Research on soil fauna on post-agricultural land has been conducted for many years, but knowledge about the processes taking place in these areas is still insufficient. Some of the published works discuss the succession processes in agricultural areas without the analysis of soil fauna groups. Others, on the other hand, compare extremely different habitats, such as agricultural land and forests. It is difficult to obtain information on the dynamics and pace of processes occurring in the soil environment of forests on post-agricultural lands, and thus in the assemblages of animals inhabiting the soil, from the published works.
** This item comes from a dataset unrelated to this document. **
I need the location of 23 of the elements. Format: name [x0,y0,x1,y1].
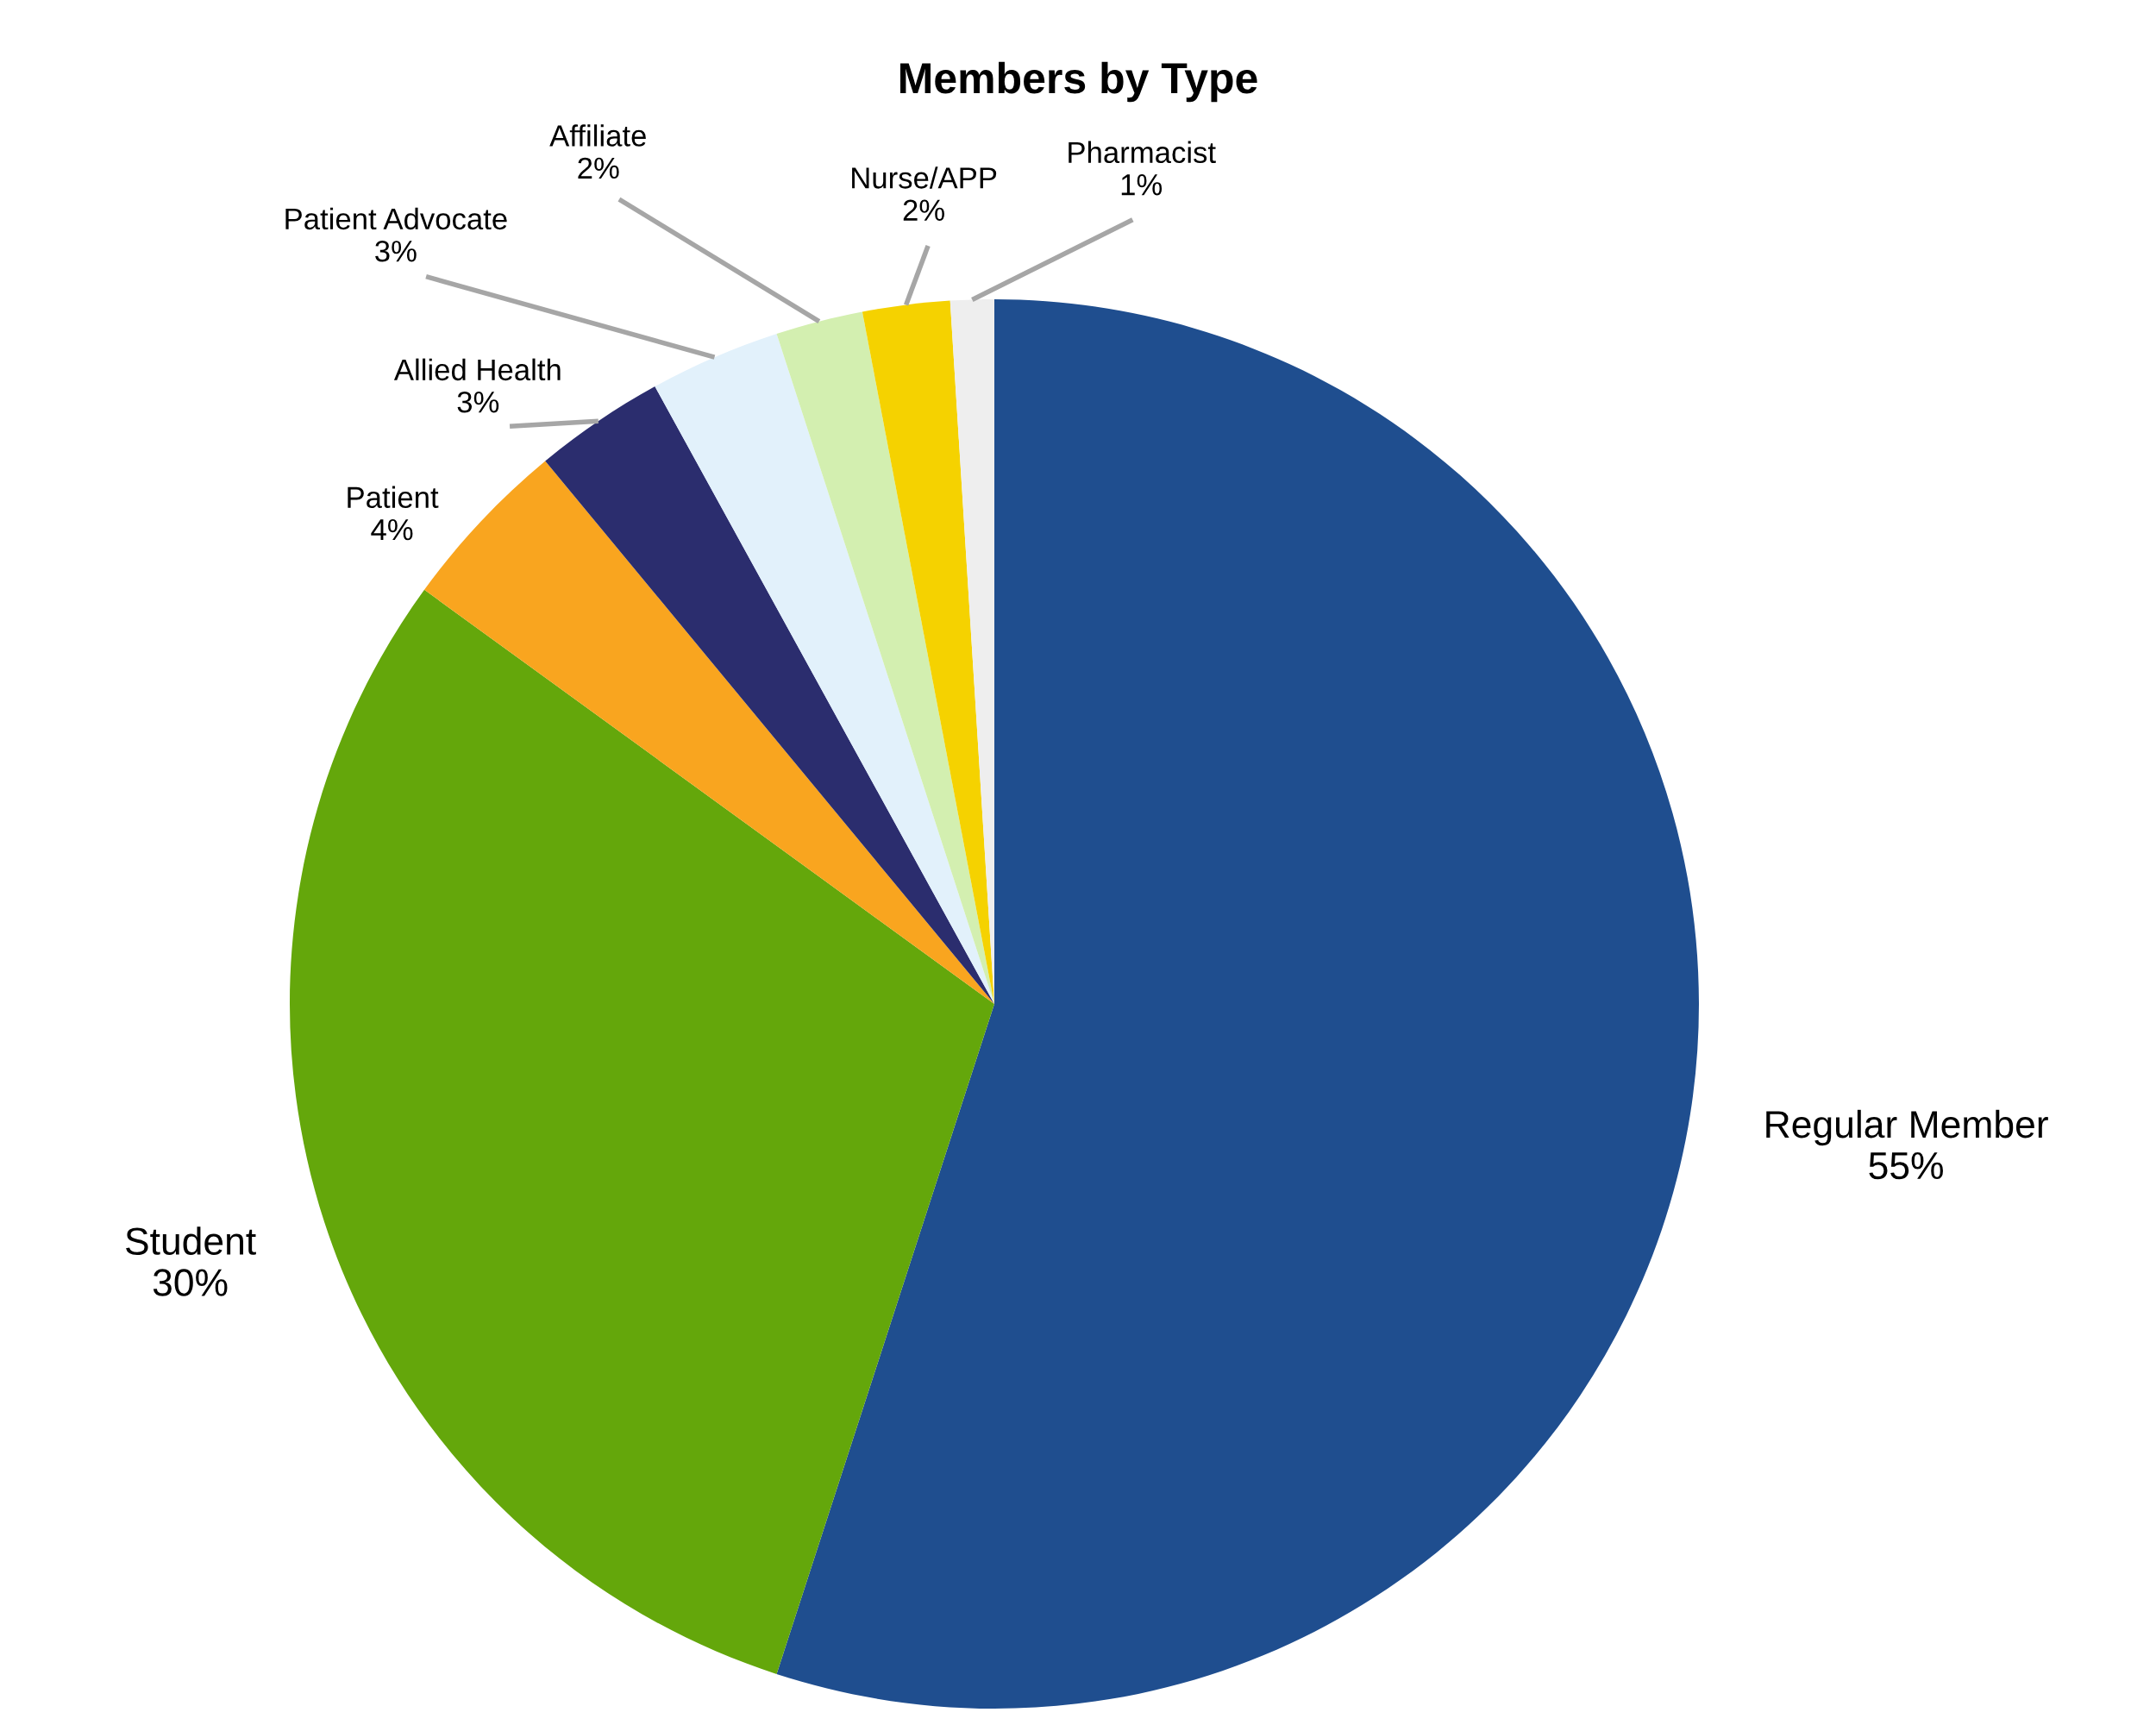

The first generation of the forest growing in the post-agricultural land very often disappears after several decades due to the changed physicochemical and biological conditions of the soil. The detailed understanding of the mechanisms shaping biological diversity in the soil of such forests can help in a better selection of the species composition of the forest in the initial stage and thus ensure an increase in its stability for many years.